Diaz is open to mentoring and supervising students working the following fields: Postcolonial Studies, Transnational and Globalization Studies, Queer Studies, Asian Diasporic Studies, and Filipino Studies.
Amina Farah is a queer Somali writer who calls Toronto home and has roots in Nairobi, Kenya. Her work is inspired by the folklore and storytelling she heard as a child and her experiences with migration are central to the themes of identity, belonging, and displacement that are often explored in her stories.
She completed an MFA in creative writing at the University of Guelph and continues to be inspired to write by her brilliant adopted queer family of impassioned storytellers and artists.
JOWENNE CARPO HERRERA
Jowenne Carpo Herrera is a queer migrant Filipinx visual artist and designer who works with various media integrating painting, drawing, illustration, photography and typography. Many of his works depict subjects drawn from nature and daily urban landscapes – experimenting with the dualities and tensions between identities, societies and idealisms. He thrives in the diversity of thought – inspired by the many things he sees, feels and experiences every day. Herrera holds a degree in Communications & Design, Marketing & Advertising from the Ontario College of Art and Design University. He is a Registered Graphic Designer of Ontario (RGD) and Certification Portfolio Evaluator for the association. He owns ABAKADA design + communication, and for over 20 years has been delivering creative design solutions across public, private and not for profit sectors – specializing in brand development, editorial design and graphic illustration. He is a senior consultant on the Ontario Place Revitalization Branch, He served as John B. Aird Gallery Chair/President and Director in Toronto for over 10 years; stepping down from the Aird board in July 2019.

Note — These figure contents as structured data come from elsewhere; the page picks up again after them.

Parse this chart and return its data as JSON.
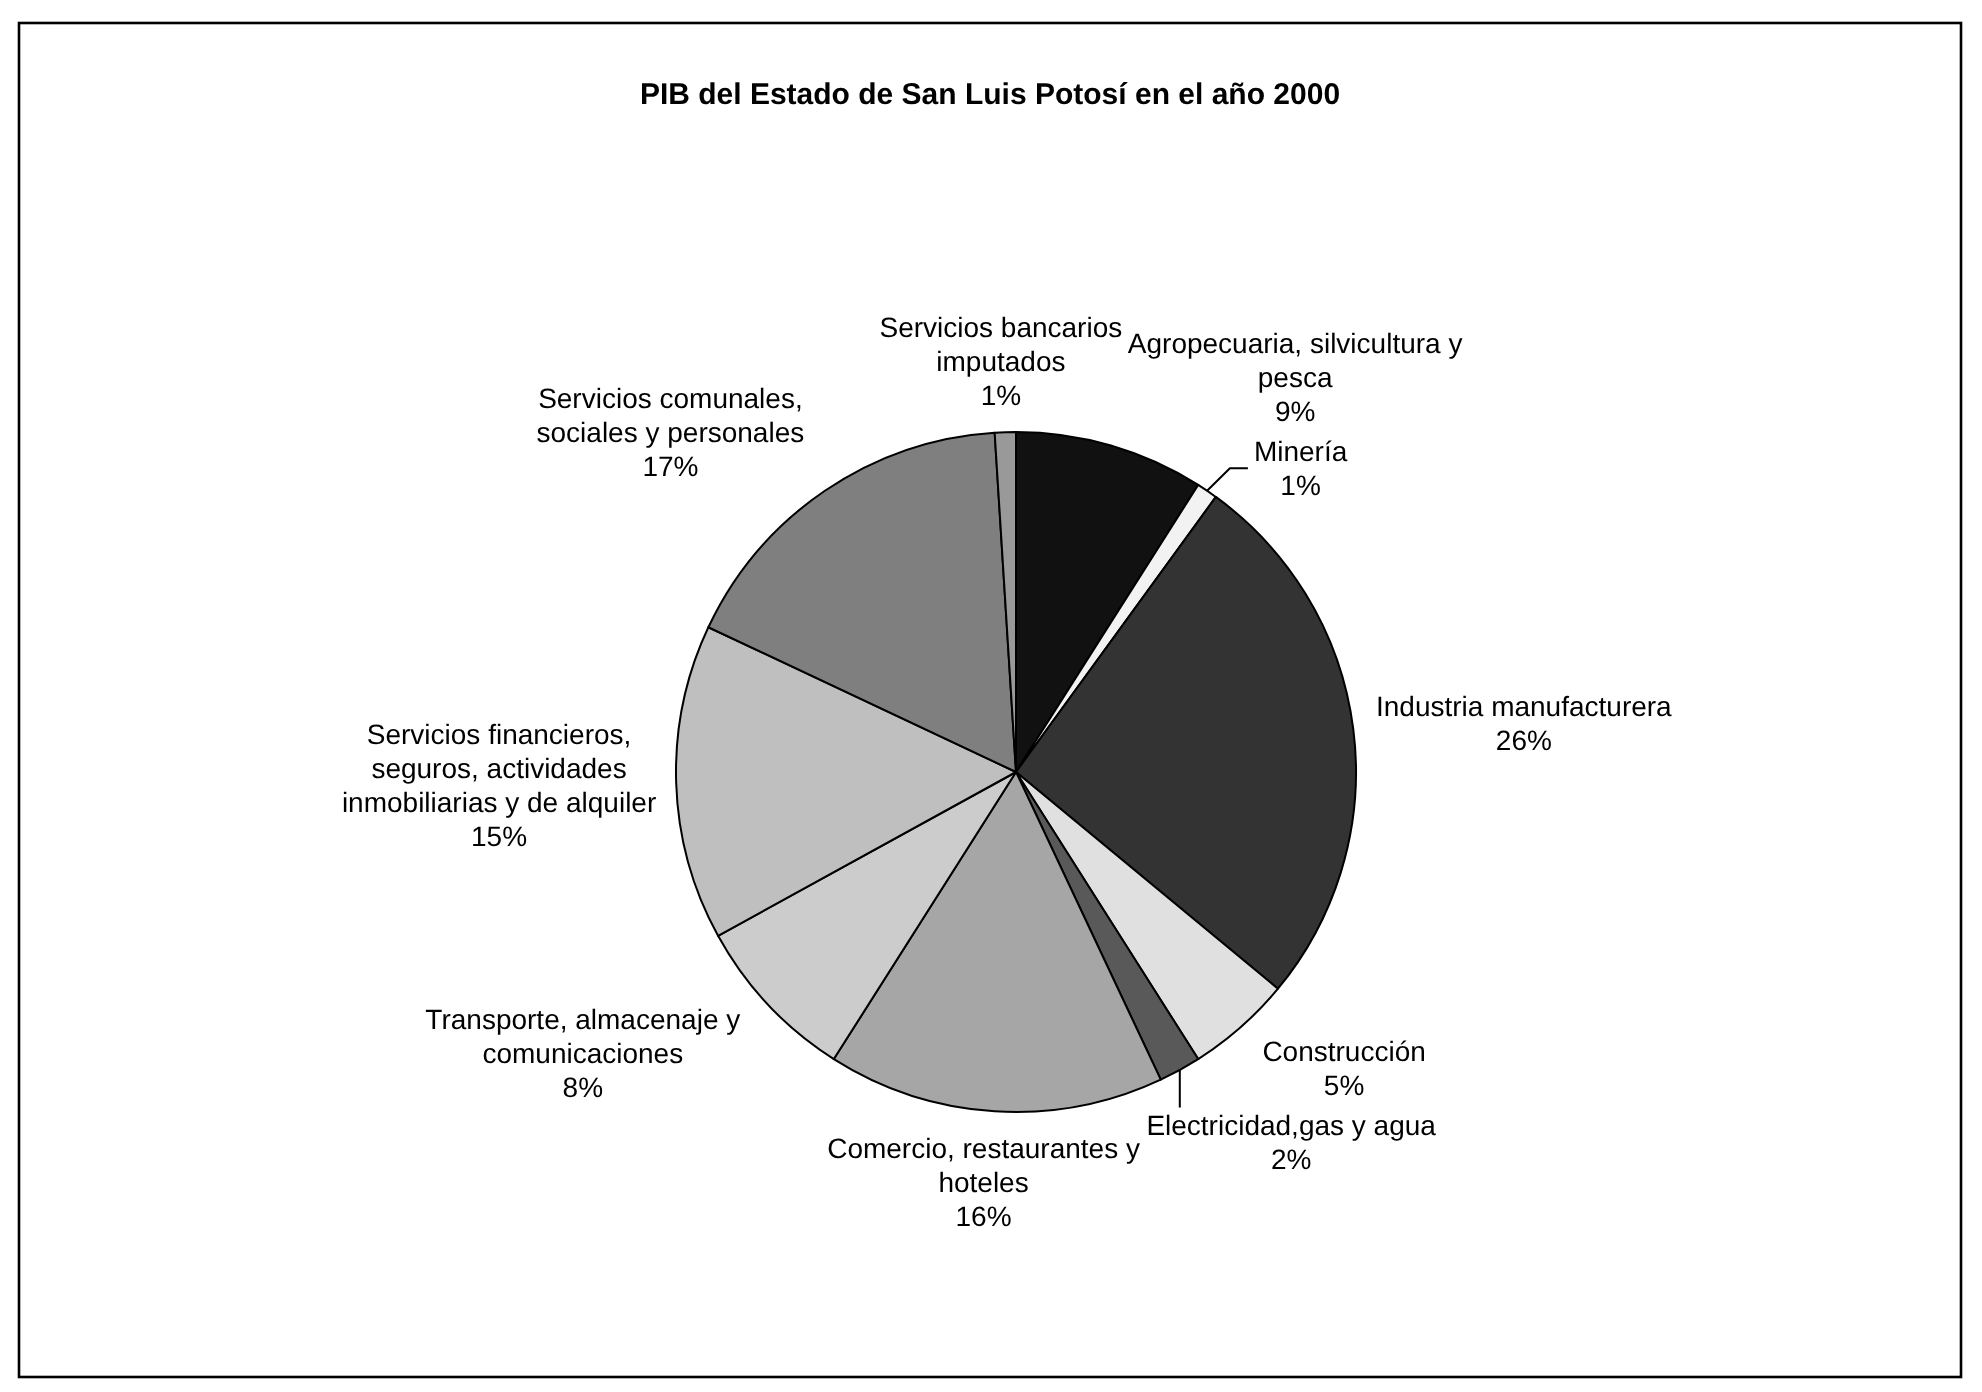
{
  "chart_data": {
    "type": "pie",
    "title": "PIB del Estado de San Luis Potosí en el año 2000",
    "categories": [
      "Agropecuaria, silvicultura y pesca",
      "Minería",
      "Industria manufacturera",
      "Construcción",
      "Electricidad,gas y agua",
      "Comercio, restaurantes y hoteles",
      "Transporte, almacenaje y comunicaciones",
      "Servicios financieros, seguros, actividades inmobiliarias y de alquiler",
      "Servicios comunales, sociales y personales",
      "Servicios bancarios imputados"
    ],
    "values": [
      9,
      1,
      26,
      5,
      2,
      16,
      8,
      15,
      17,
      1
    ],
    "value_labels": [
      "9%",
      "1%",
      "26%",
      "5%",
      "2%",
      "16%",
      "8%",
      "15%",
      "17%",
      "1%"
    ],
    "colors": [
      "#111111",
      "#f2f2f2",
      "#333333",
      "#e0e0e0",
      "#595959",
      "#a6a6a6",
      "#cccccc",
      "#bfbfbf",
      "#7f7f7f",
      "#999999"
    ]
  }
}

Carla Garnet is the Director and Curator of the John B. Aird Gallery and the JOUEZ curator for the annual BIG on Bloor Festival of Arts and Culture in Toronto. She has worked as the curator at the Art Gallery of Peterborough (2010-2013), as a guest curator at Gallery Stratford (2009-2010), as an independent curator (1997-2010), and was the founder and director of Garnet Press Gallery (1984-97). Garnet holds an Associate Diploma from the Ontario College of Art and Design and a Masters Degree in Art History from York University. Garnet is interested in the politics of the art exhibition and its potential to function as a common—a public space for dialogue. Her curatorial area of interest engages with an exploration of work that presents the possibility of existing simultaneously in many tenses or occupying more than one subject position at once, or both as a way to open up space for greater empathy. For Garnet, an artwork’s significance is tied up with an ability to say what otherwise might be unsayable.